The Conservative-run county council wanted to stop funding 10 libraries and transfer them to the community.
But this was challenged in the High Court and a judicial review of the council's decision ordered.
Leader of the Liberal Democrat opposition Jeremy Hilton said the whole review had been an "utter disaster".
Mr Hilton added Judge Martin McKenna's decision last month that the closures were "unlawful" meant the council had had to go back to the original opening hours.
"This is a fine example of the shambles in the way the council has handled the matter.
"The whole review looks like it has been worked out on the back of a fag packet," Mr Hilton added.
But Councillor Mark Hawthorne, leader of Gloucestershire County Council, said the Lib Dems' own budget proposals last year included 75% of library savings.
"We're continuing to draw up our proposals for the future of Gloucestershire libraries, which will be published in the new year," he added.
In a Freedom of Information request from the BBC, the authority said the 34 people had worked a total of 683 hours over 16 weeks.
"This averages out at about 57 hours per week across all libraries which is 4.8% of all opening hours.
"These workers were recruited to expand the numbers on the casual relief register specifically to cover these opening hours under the terms of the injunction issued on 7 July 2011, whilst waiting for the full judicial review hearing," Mr Hawthorne said.
Self service machines
The council defines a casual contract as one where it is not obliged to offer work or the individual to accept it.
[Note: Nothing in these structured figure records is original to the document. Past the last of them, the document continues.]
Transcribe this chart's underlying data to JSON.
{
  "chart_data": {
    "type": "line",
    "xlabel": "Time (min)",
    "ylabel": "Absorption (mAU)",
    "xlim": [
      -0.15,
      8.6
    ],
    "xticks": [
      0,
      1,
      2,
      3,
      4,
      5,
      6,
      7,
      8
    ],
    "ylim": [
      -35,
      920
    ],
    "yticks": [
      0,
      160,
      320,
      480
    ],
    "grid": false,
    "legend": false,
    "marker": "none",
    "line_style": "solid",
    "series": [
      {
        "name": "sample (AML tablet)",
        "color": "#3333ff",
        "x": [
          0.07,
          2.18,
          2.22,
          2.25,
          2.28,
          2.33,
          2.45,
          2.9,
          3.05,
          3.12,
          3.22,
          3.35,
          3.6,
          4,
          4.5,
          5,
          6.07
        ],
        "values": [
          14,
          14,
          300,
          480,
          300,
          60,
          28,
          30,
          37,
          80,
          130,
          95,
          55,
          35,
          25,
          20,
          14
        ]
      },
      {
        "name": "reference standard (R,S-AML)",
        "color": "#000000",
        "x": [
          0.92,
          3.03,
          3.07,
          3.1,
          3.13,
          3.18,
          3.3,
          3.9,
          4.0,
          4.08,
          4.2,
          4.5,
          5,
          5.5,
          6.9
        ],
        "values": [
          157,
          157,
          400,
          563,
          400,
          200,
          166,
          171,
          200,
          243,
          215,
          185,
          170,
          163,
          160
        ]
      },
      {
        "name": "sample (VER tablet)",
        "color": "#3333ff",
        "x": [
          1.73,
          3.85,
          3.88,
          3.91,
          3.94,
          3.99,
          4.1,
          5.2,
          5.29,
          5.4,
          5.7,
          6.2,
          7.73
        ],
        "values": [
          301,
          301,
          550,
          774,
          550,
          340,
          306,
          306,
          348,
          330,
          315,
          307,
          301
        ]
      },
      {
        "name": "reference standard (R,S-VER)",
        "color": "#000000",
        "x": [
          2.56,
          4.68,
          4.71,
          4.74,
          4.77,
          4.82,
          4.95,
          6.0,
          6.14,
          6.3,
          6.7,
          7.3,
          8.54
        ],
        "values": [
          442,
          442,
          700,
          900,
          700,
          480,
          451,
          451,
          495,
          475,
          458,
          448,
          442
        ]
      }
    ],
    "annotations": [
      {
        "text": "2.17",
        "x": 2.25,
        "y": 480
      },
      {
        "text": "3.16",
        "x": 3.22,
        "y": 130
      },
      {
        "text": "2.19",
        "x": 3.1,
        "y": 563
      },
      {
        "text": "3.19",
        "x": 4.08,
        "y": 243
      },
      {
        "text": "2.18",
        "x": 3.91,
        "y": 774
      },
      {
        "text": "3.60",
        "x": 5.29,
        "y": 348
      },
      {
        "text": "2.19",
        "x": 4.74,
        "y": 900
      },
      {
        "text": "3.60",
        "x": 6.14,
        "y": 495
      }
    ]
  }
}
During the period 1 April 2011 to 31 November 2011, 66 members of library staff were made redundant at a cost of more than £1m.
Half of these redundancies were due to a restructure of management level posts, senior library officers and back office support, a council spokesman said.
"This is in line with efficiencies taken across all council services in response to the 30% cut in council funding.
"These staff were not working directly in front-line customer assistant posts in the county's libraries.
"The introduction of self service machines has also reduced staffing requirements in libraries," he added.